In truth, Biden won the township pretty easily – by more than 3,000 votes.
Voter registration figures in Parsippany updated this month begin to explain things.
As township Democrats were delighted to point out in a press release, there are now more registered Dems in the township than Republicans. The scorecard reads 11,700 Democrats and 11,659 Republicans, according to the release. This likely is the first time it’s ever happened in Parsippany.
Matt Clarkin, the town’s Democratic chair, offered the usual pablum about having great volunteers.
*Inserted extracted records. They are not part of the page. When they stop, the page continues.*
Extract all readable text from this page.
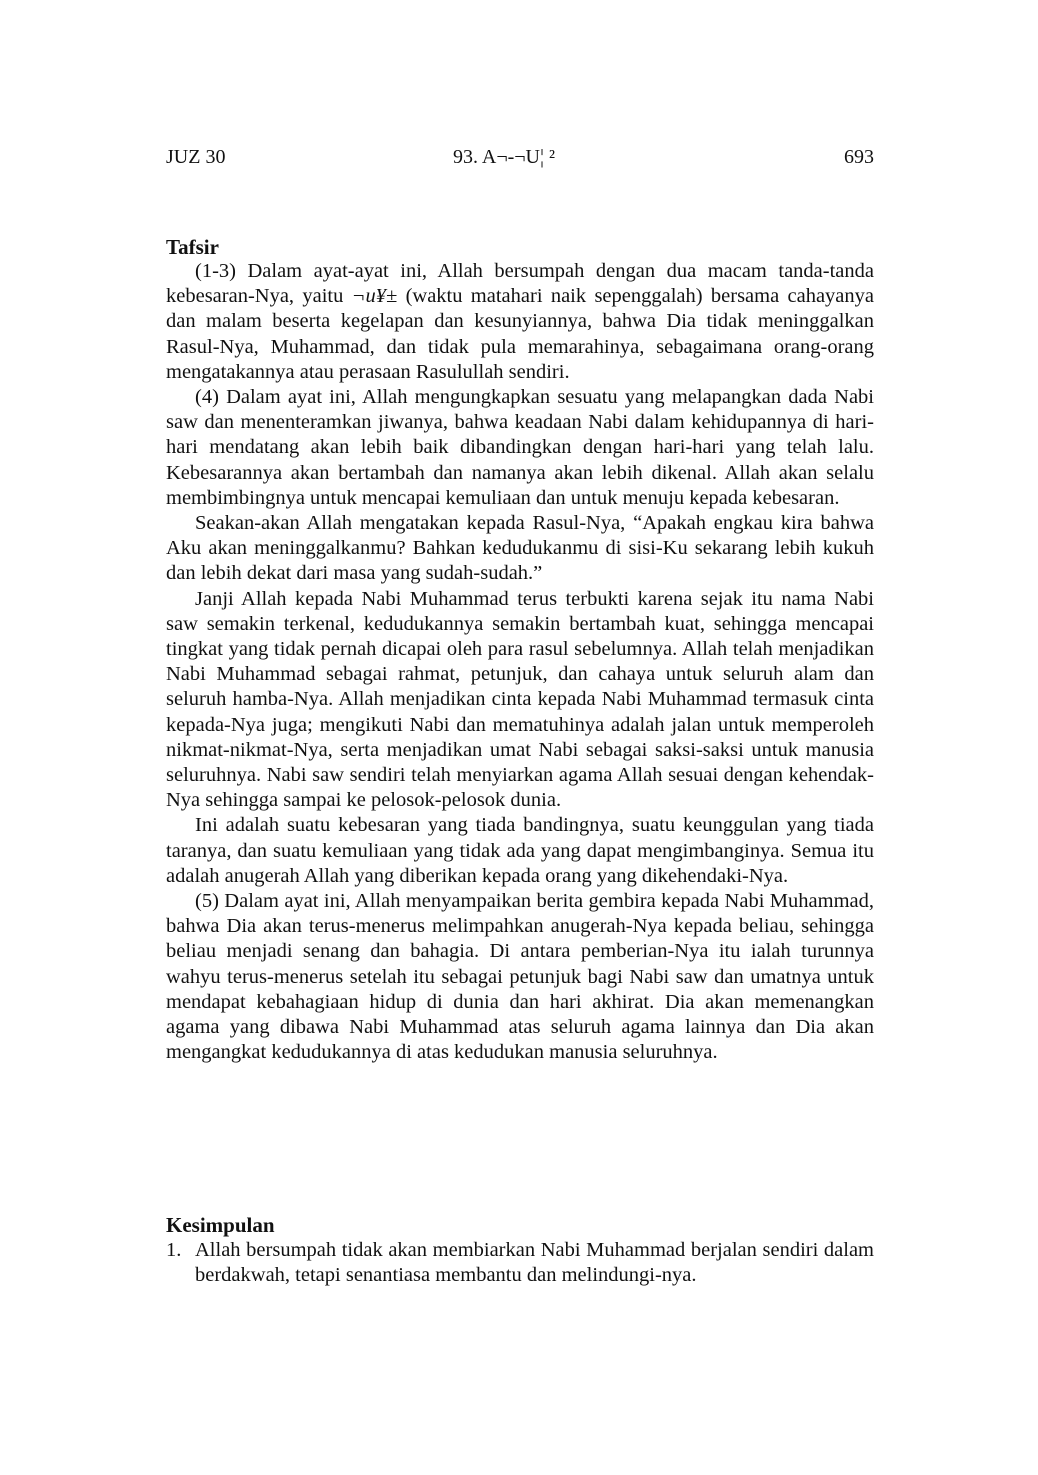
JUZ 30	93. A¬-¬U¦ ²	693
Tafsir

(1-3) Dalam ayat-ayat ini, Allah bersumpah dengan dua macam tanda-tanda kebesaran-Nya, yaitu ¬u¥± (waktu matahari naik sepenggalah) bersama cahayanya dan malam beserta kegelapan dan kesunyiannya, bahwa Dia tidak meninggalkan Rasul-Nya, Muhammad, dan tidak pula memarahinya, sebagaimana orang-orang mengatakannya atau perasaan Rasulullah sendiri.

(4) Dalam ayat ini, Allah mengungkapkan sesuatu yang melapangkan dada Nabi saw dan menenteramkan jiwanya, bahwa keadaan Nabi dalam kehidupannya di hari-hari mendatang akan lebih baik dibandingkan dengan hari-hari yang telah lalu. Kebesarannya akan bertambah dan namanya akan lebih dikenal. Allah akan selalu membimbingnya untuk mencapai kemuliaan dan untuk menuju kepada kebesaran.

Seakan-akan Allah mengatakan kepada Rasul-Nya, “Apakah engkau kira bahwa Aku akan meninggalkanmu? Bahkan kedudukanmu di sisi-Ku sekarang lebih kukuh dan lebih dekat dari masa yang sudah-sudah.”

Janji Allah kepada Nabi Muhammad terus terbukti karena sejak itu nama Nabi saw semakin terkenal, kedudukannya semakin bertambah kuat, sehingga mencapai tingkat yang tidak pernah dicapai oleh para rasul sebelumnya. Allah telah menjadikan Nabi Muhammad sebagai rahmat, petunjuk, dan cahaya untuk seluruh alam dan seluruh hamba-Nya. Allah menjadikan cinta kepada Nabi Muhammad termasuk cinta kepada-Nya juga; mengikuti Nabi dan mematuhinya adalah jalan untuk memperoleh nikmat-nikmat-Nya, serta menjadikan umat Nabi sebagai saksi-saksi untuk manusia seluruhnya. Nabi saw sendiri telah menyiarkan agama Allah sesuai dengan kehendak-Nya sehingga sampai ke pelosok-pelosok dunia.

Ini adalah suatu kebesaran yang tiada bandingnya, suatu keunggulan yang tiada taranya, dan suatu kemuliaan yang tidak ada yang dapat mengimbanginya. Semua itu adalah anugerah Allah yang diberikan kepada orang yang dikehendaki-Nya.

(5) Dalam ayat ini, Allah menyampaikan berita gembira kepada Nabi Muhammad, bahwa Dia akan terus-menerus melimpahkan anugerah-Nya kepada beliau, sehingga beliau menjadi senang dan bahagia. Di antara pemberian-Nya itu ialah turunnya wahyu terus-menerus setelah itu sebagai petunjuk bagi Nabi saw dan umatnya untuk mendapat kebahagiaan hidup di dunia dan hari akhirat. Dia akan memenangkan agama yang dibawa Nabi Muhammad atas seluruh agama lainnya dan Dia akan mengangkat kedudukannya di atas kedudukan manusia seluruhnya.

Kesimpulan
1. Allah bersumpah tidak akan membiarkan Nabi Muhammad berjalan sendiri dalam berdakwah, tetapi senantiasa membantu dan melindungi-nya.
But then he got to the gist of the matter:
“But a lot of it has been a natural shift as the Republican Party has moved far to the right of Parsippany voters,” he said.
This change is of particular interest in Parsippany, where Democratic Mayor Michael Soriano faces reelection this year, but it’s not just happening there.
Just look at the latest registration figures from the congressional districts covering Morris County – the 7th and the 11th.
Democrats now outpace Republicans by about 13,000 voters in CD-7 and by about 10,000 in CD-11.
Go back just five years and Republicans were the dominant party in the township and in both congressional districts.
It is customary for some to explain this turnaround by pointing to “changing demographics.”
That may be true to some extent, but Clarkin’s observation makes more sense.
Just about all elections come down to winning the “center,” – people whose views do not strongly align with either political party.
On that score, Democrats can thank Donald Trump for pushing that “center” away from Republicans through an uncompromising embrace of far right views on such things as immigration, guns and environmental regulations and, of course, unsubstantiated conspiracy theories about the 2020 election.
Do Republicans agree Trump is, or at least was, the problem?
That’s an open question and one that is the subject of some internal debate.
The former president still has a considerable presence, dispatching regular statements and commentaries through his Save America PAC.
Some of this intra-party skirmishing will be on display in committee races in this year’s GOP primary. This is an insiders’ game, but a relevant one just the same.
On that score, it’s worth noting that in Morris County a couple from Long Valley, Ali and Anna Aydin, are seeking seats on the Republican state committee. The incumbents are long time party activists Larry Casha and Christina Ramirez.
It’s easy to see where the Aydins fall in the GOP’s internal debate.
Their ballot slogan is “Make New Jersey Great Again.”